The budget also will set aside money for graduate students’ scholarships. The website claims that there will be “$35 million over two years and $27 million per year thereafter to support an additional 1,000 students through the Canada Graduate Scholarships.”
Additionally, there will be an increase in the amount that one can put into Registered Education Savings Plans (RESPs) to make them more attractive. There will no longer be an annual contribution limit of $4,000 and the lifetime contribution limit will be bumped up from $42,000 to $50,000. Although this seems to be something that once again focuses directly on parents who want their children to get a higher education in the future and not something that can help us now, it may be important in the fight against student debt.
So what is there to complain about? Relatively little, I would argue. A Maclean’s article called “Federal education funding hesitantly embraced” highlights the way that lobby groups like the Canadian Federation of Students (CFS) have called the budget a positive step. And really, how could they not? CFS has lobbied for years on the basis of the tuition fee freeze and increased government funding. This year, they got just that. More government spending to the tune of $800 million; the only problem now is, where does that money go?

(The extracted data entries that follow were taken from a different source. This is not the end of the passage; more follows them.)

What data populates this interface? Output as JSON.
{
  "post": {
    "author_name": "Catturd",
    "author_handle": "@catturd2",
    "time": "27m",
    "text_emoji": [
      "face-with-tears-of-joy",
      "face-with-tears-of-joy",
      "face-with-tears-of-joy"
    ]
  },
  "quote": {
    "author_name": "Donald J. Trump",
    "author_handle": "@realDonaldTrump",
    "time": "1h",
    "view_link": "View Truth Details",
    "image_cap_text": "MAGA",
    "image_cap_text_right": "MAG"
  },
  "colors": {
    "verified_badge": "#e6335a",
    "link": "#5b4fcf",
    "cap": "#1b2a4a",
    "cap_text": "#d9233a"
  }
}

The government is keeping mum on what they have in store for the wads of cash that it will be doling out to our post-secondary institutions for at least a year so that it can decide on how the money would be best spent. The sheer fact that what exactly the $800 million will be used is being kept a secret until 2008 is a problem for some who see the potential for it to be lost in the shuffle or used for something else. It is certain that once the government hands the money over to the provinces and decides exactly what it will be used for, many people will argue that it was used for the wrong thing.
Strengthening our post-secondary institutions is a noble goal and it is a safe bet that few organizations would shy away from accepting the money. Money is (perhaps unfortunately) an important part of making things run smoothly and efficiently. If the money in the budget is used for some means other than making colleges and universities better (with better professors and better facilities) then the money will have been wasted.
The promise of $800 million in post-secondary spending will appease the masses for now. But when we eventually find out the secret, when the government tells us how it wants to spend money on us, there will be many who will complain that the Conservatives once again missed the mark. Maybe even me.
Kerri Woloszyn has a degree in films studies and is the Manitoban’s roving reporter.